A few hours later, a frown still sitting heavily on her features, she fell into bed.


#



The next morning, her alarm woke her as per usual and she stretched, feeling good about the world in general. A quick sonic shower helped to fire up her brain, and it was only during her replicated breakfast that she remembered what had happened the night before.

She put it out of her mind, determined to go through her day as if nothing had happened, and irritably finished her food while trying to think ahead to the days engineering problems but that invariably bought her mind back to the blonde ex-drone, who she knew she would be seeing in engineering.
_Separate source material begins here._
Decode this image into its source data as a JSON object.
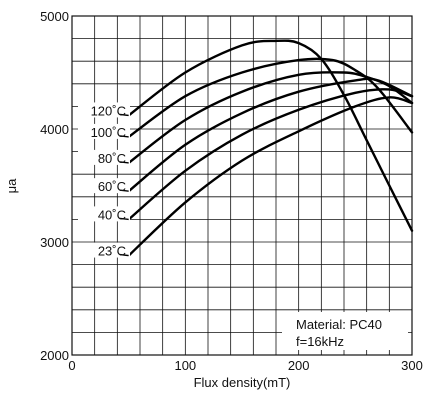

She was lost in thought as she opened her door and it was only the plainly wrapped box lying on the doorstep that stopped her walking to engineering on auto-pilot.
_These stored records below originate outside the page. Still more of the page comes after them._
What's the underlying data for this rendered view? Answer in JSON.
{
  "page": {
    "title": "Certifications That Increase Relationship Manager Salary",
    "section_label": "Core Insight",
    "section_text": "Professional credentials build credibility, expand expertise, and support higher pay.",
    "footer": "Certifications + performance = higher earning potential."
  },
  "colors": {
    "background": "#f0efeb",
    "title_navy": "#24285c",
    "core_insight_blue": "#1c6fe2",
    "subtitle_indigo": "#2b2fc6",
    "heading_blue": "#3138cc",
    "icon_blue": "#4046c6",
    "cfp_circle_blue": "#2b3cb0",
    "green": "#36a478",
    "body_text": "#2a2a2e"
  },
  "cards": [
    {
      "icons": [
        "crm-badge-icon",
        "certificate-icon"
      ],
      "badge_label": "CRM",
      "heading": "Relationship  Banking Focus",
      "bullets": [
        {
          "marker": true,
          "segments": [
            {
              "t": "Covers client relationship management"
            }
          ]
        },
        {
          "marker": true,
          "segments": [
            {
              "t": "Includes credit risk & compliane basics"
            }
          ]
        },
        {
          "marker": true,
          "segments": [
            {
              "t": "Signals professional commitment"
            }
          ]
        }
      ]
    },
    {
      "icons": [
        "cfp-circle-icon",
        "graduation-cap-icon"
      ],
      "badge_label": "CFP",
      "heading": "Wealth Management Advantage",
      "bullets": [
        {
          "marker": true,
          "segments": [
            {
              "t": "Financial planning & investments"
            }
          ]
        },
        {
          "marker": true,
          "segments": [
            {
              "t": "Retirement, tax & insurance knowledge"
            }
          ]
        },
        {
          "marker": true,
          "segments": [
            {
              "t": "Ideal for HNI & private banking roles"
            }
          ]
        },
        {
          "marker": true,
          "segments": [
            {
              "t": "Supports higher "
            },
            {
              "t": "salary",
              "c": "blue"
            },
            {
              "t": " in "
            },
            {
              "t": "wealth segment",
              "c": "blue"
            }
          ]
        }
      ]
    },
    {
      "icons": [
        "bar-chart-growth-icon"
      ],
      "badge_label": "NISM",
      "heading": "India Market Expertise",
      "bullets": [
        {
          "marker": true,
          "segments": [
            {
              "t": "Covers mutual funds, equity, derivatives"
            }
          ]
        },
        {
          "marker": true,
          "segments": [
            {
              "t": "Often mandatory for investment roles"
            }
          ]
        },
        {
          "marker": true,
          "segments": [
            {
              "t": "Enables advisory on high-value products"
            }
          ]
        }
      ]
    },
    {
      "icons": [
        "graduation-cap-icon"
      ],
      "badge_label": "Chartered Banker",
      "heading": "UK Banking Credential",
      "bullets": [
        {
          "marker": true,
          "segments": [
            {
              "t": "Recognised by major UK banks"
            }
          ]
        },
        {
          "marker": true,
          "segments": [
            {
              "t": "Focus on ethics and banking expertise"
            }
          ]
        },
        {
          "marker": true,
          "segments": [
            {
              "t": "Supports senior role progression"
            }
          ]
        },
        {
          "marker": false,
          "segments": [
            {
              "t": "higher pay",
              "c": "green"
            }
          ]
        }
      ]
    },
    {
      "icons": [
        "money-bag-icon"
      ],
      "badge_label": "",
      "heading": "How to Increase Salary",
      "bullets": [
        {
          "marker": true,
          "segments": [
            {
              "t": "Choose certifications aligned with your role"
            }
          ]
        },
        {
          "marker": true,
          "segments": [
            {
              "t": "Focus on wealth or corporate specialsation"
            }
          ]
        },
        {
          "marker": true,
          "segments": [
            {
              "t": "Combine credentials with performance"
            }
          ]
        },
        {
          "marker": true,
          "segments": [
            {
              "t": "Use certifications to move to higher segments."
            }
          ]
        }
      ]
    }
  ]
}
Bending down, she looked both ways before picking up the surprisingly heavy package. She backed into her quarters and let the door close, heading for a seat. She poked the parcel first, noting the plain gray box and the black ribbon, before finding the small card stuck onto the bottom. Pulling it off, she set it aside, untying the ribbon as her curiosity got the better of her.

Inside, nestled amongst some soft tissue paper, lay the nicest isolinear spanner B'Elanna had ever seen. She picked it up slowly, whistling through her teeth as she noticed a few additions that had been added to the basic design. She didn't need to read the card to know who it was from, but she carefully unfolded the crisp white cardboard anyway.

/Lieutenant Torres,/

it read,

/Thank you./

B'Elanna couldn't stop a smile gracing her lips as she headed toward engineering, new spanner in hand. Maybe it wouldn't be so bad seeing Seven everyday.